The night before, I went through my closet, tried things on, set aside everything, including lots and lots of bras. To say I was excited would be an understatement.  I love those clothes and bras because they helped me better understand my body, my boobs, and learn to love myself.  I hoped they could do the same for someone else.

Come day of, both the fantastic ladies arrive and we had a nice time hanging out, chatting etc.  After an hour or so, we headed to my bedroom to start the clothing marathon.  I had no idea what I was getting into, or just how transformative it would be for all of us.

I handed B a stack of my old 36G bras, some barely worn, others very worn, told her that whichever ones she liked and fit were hers to keep.  It turned out she'd never owned a bra that fit.  I'd expected never owning clothing tailored to her body, but never owning a proper bra? I felt like a Fairy Bra Mother, though a poor one with what I had to offer.

B was over the moon about how good she looked in the clothes.  A and I were both delighted each time she emerged from my closet in something new - everything looked so amazing on her body.  In the end, I gave B about 3 full shopping bags worth of clothing and bras - things that I no longer used, but I knew that she not only would use, but needed.

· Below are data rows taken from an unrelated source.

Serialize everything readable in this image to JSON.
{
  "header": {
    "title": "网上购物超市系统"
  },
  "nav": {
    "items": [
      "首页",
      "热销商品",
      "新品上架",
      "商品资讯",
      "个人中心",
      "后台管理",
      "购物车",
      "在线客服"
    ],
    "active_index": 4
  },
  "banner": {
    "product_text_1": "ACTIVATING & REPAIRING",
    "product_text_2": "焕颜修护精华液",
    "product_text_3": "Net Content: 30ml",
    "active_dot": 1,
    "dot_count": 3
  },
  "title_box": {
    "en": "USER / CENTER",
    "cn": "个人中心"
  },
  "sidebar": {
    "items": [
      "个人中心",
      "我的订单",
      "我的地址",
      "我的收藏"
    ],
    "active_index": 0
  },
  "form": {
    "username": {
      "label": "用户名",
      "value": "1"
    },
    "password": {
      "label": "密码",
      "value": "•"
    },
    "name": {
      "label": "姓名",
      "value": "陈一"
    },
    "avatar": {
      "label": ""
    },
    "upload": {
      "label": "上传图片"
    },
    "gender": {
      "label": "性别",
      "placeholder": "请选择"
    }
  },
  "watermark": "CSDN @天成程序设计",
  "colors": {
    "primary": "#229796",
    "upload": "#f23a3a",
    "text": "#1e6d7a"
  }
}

While B was trying on clothes in my closet, I casually asked A her bra size. 36DD my ass.  I asked if she was up for getting measured, she said yes.  So I whipped out my trusty tape measure and after getting her measurements, I dug through some of my bras and asked if she'd be willing to try it on.  She said why not, and gave it go.  The bra was a Panache tango plunge that never quite fit me right after my initial fitting in it.  But it fit A perfectly.  The bra was a 32G, a far cry from a 36DD.  I think we were both in shock for a moment.  A wrapping her head around the new bra size, and me because I suddenly had a friend who wears a very similar bra size.  I grabbed my Pinup Girl Jessica and Heidi dresses from my closet for A to try on - perfect fits.  They currently fit me as well, but I told A to let me know if she wanted to borrow a dress or a top.  Turned out she has a formal coming up, and needed a dress for it.  It was exciting to see her confronted, for the first time in her life, with a choice between well-fitting dresses.  There's a sense of being overwhelmed, of joy, and of wonder.  To feel you have a choice is to be empowered.

From my perspective, I just helped two amazing ladies better appreciate and understand their bodies.  I gave them the power to dress well, and opened the door to important, life-altering options.  But even more than that, I also helped myself.  I think we all hold onto things we don't need to hold onto.  I was holding onto clothing and bras in this case.  Things that didn't fit, or sort of fit, clothing I tried to fake my way in.  I was holding onto things because they were such a huge part of my life - my college graduation dress, the shirt I taught my first class in, my first properly fitted bras.  But, holding onto items doesn't give them power.  It just gives them power over me, and began to impair my own life.  They create decisions and impediments, rather than preserving memories.  At that point, it was time to let go and move on.

I'm still a little raw from giving away those clothes.  I know it needed to happen.  On the other hand, I still cannot get over how incredibly happy B was each time she came out in a new piece of clothing.  Or the look on A's face when she tried on the dresses.  To empower other women was an amazing experience and I would do it all over again in a heartbeat.